A lot has happened with LastPass recently – an acquisition, a new version of the program, a redesigned logo, and maybe some new problems running LastPass in Internet Explorer. Let’s take it one step at a time.
If you’re new to LastPass, it is the essential cloud service for storing passwords and other confidential information. Here’s a brief description of LastPass 3.0, and here’s a series about the basics, the Secure Notes feature, and Form Fill. I recommend LastPass for everyone. If you’re not using LastPass, go read about it and start to use it! It’s an essential part of your online security. The more you use it and become familiar with it, the more you will appreciate it. Trust me.

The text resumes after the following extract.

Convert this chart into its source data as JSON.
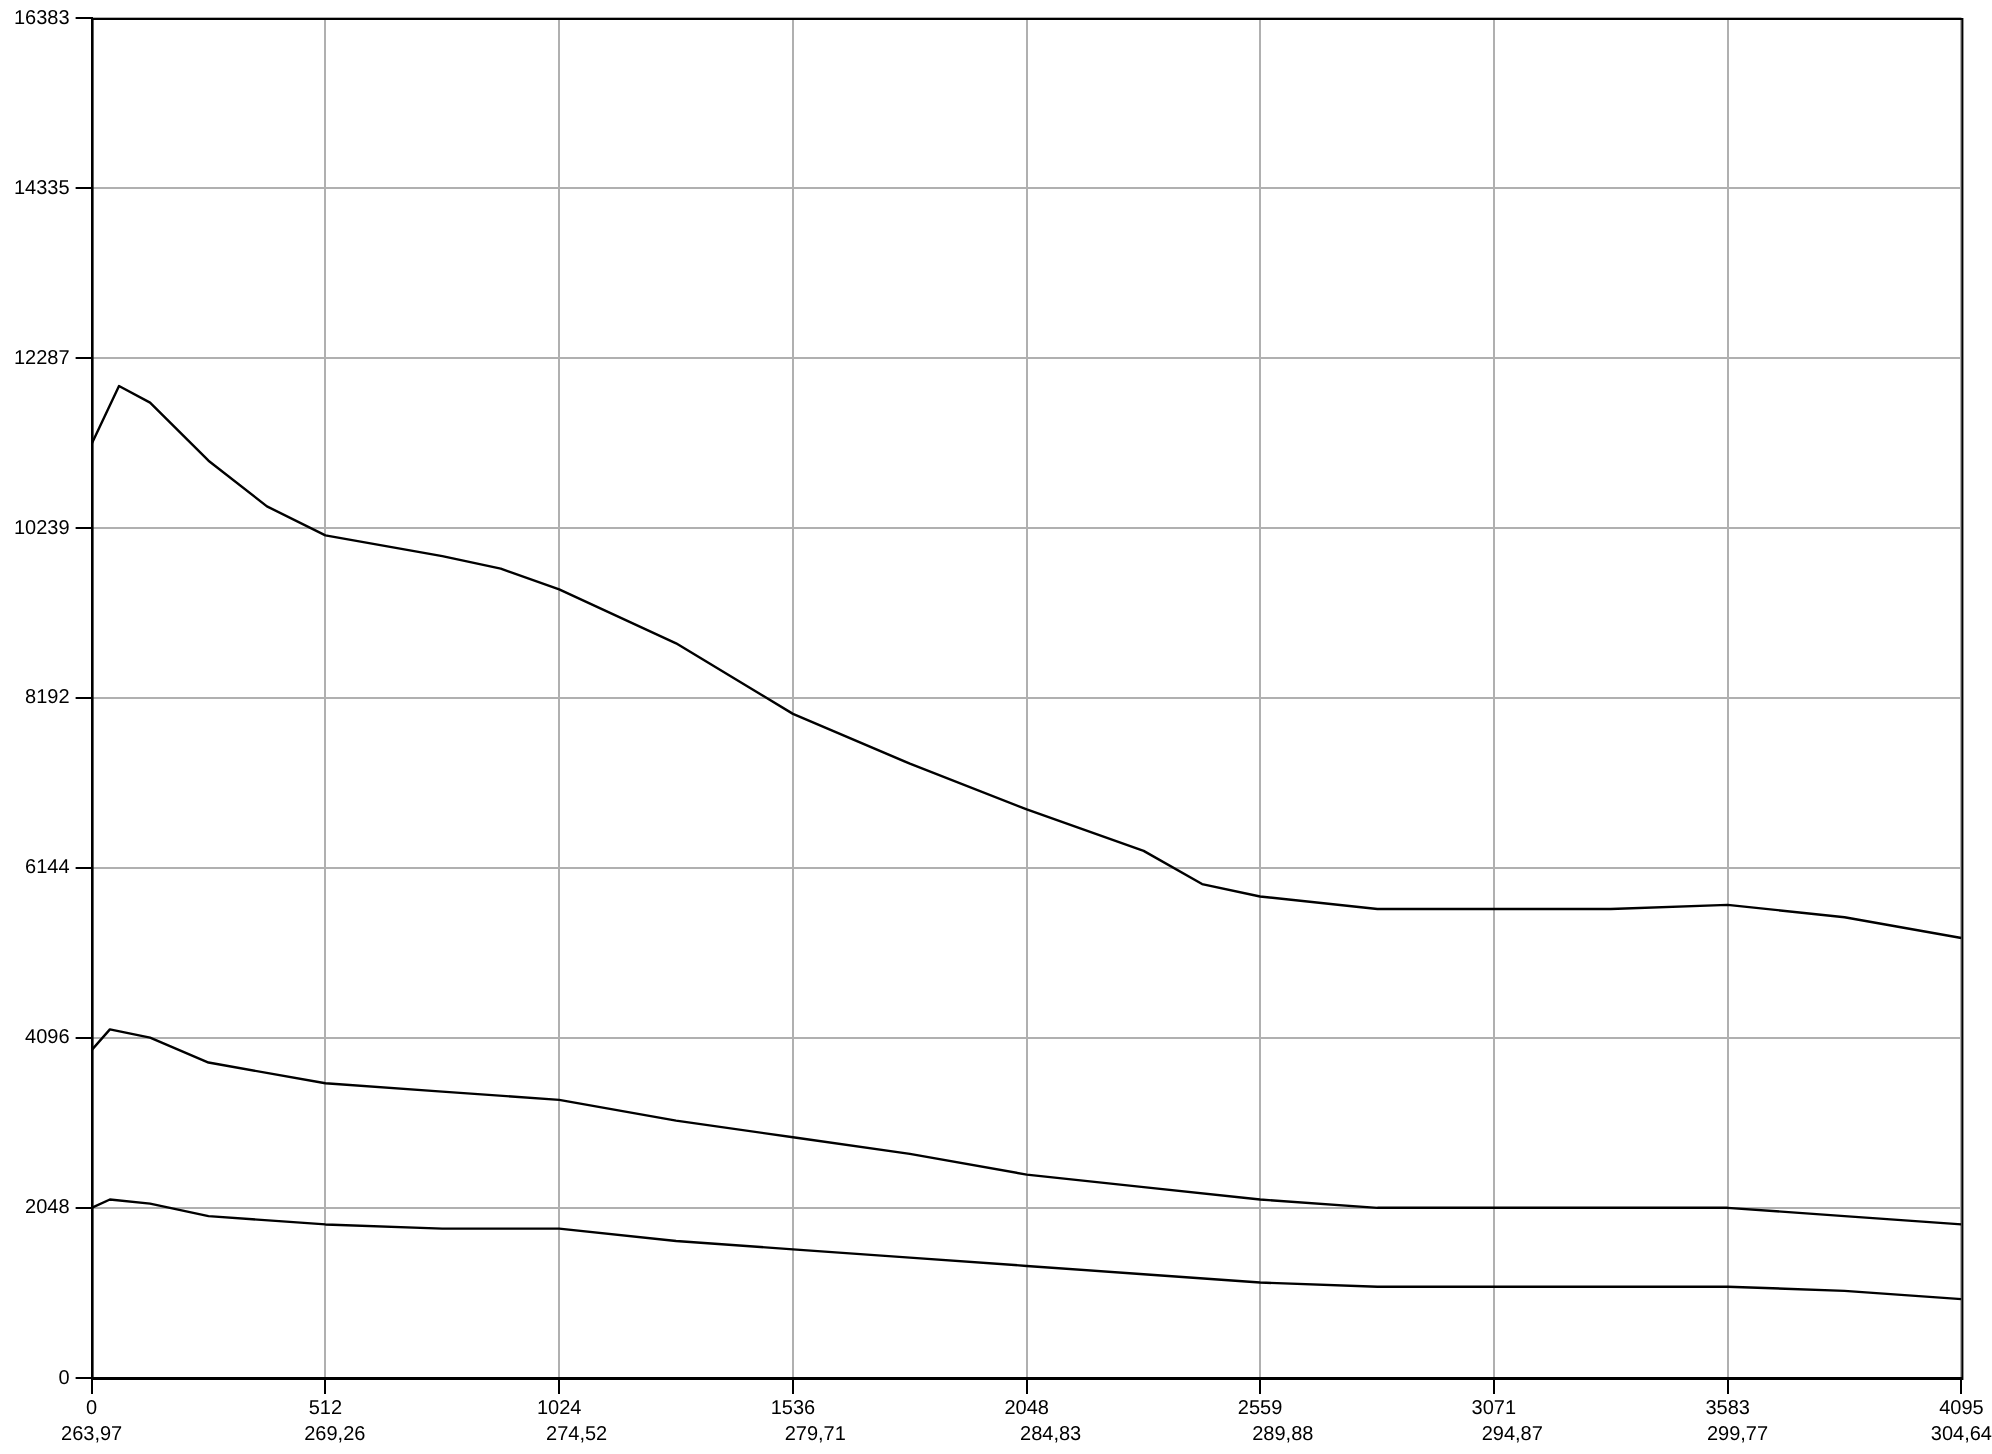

In October 2015, LastPass was acquired by LogMeIn. That caused some anxiety – LogMeIn is well known for being a terrible company with abusive business practices. It is telling that the LastPass blog post announcing the LogMeIn deal had to be edited after a day of fierce criticism, with the CEO feeling it was necessary to add: “I want to personally assure you that this is good news . . .”
So far there have been no changes traceable to the acquisition. Despite the fears of LogMeIn critics, the price for LastPass has not been suddenly jacked up and it hasn’t been filled with useless “features.” LastPass appears to be operating independently, as promised. So far.
In January LastPass 4.0 was released, combining a major refresh of the online view of your passwords – the “LastPass Vault” – with updates to the Windows and Mac desktop programs and all the mobile apps. There are some interesting new features and the Vault looks great. Upgrades are automatic; you almost certainly have the upgraded version by now.
In February, LastPass changed its logo. The new logo is at the top of this article. It displays three dots and a cursor instead of asterisks. The announcement of the new logo made it clear that this was a decision forced by “an unanticipated trademark lawsuit,” which must not have ended well. (The lawsuit was brought by E*Trade. Be glad you don’t practice intellectual property law, where you might have to argue with a straight face that E*Trade’s logo was somehow compromised by the LastPass logo because they both have an asterisk, despite having no other similarities and involving wildly dissimilar businesses. Yuck.)
If you’re a LastPass user, that’s why your browser has three dots in the upper right corner, and password fields have three dots on the right. Personally, I think it’s horrible. A month later and I still keep thinking that LastPass isn’t running because the three dots don’t look right.
I’m suspicious that LastPass has been causing crashes in Internet Explorer in Windows 10. I can’t prove it and I don’t see much online feedback about it. See if this description sounds familiar.
All too often for the last 2-3 months Internet Explorer would display any or all of the following symptoms:
• When IE was started, it would hang on a white screen for 3-5 seconds before loading the home page.
• Some page changes would display the new page but then refresh the page after 5 seconds or so, undoing anything I was doing on the page during those five seconds. That seemed to happen more often (or perhaps exclusively) on pages with a password field.
• IE would crash with a “stopped working” window. Clicking “cancel” or “close program” would frequently cause the error window to close but leave the actual IE window displaying the new page in place, apparently fine, as if no crash had occurred.
I saw it on my aging desktop computer. I saw it on my new Thinkpad laptop. I’ve seen it on client computers. And I got really annoyed when I started seeing the same symptoms on a brand new desktop PC that I’ve been setting up this week.
There was nothing specifically pointing to LastPass, but it kept coming back to mind because bugs in the LastPass add-ins have caused problems in browsers before. A few days ago, I disabled the LastPass add-ins in Internet Explorer as an experiment. (Click on the gear in the upper right / Manage add-ons.)
Since then, Internet Explorer has been solid as a rock. It loads fast. It hasn’t crashed once. There have been no odd page refreshes.
That’s when I realized that I had turned an interesting corner. LastPass is far more important to me than Internet Explorer. I use LastPass more heavily than you do, sure, because I have client passwords stored in it as well as my own passwords and secure information. I’m in LastPass dozens of times a day. I pay $12/year and run LastPass on my phone – an experience which has become compelling now that LastPass integrates with Touch ID on the iPhone so it can be opened without typing in the master password.
You may not use it that heavily but I’ll bet it’s still valuable for you, maybe enough to get you to switch browsers. Because you know what else runs fast, steady as a rock, with no crashes? Google Chrome, running LastPass.
Internet Explorer is on its last legs. Microsoft is struggling to get its replacement, the Edge browser, into shape so it can run LastPass, but that is months away at best. I’ve switched over to Chrome nearly full time. For me, it just works.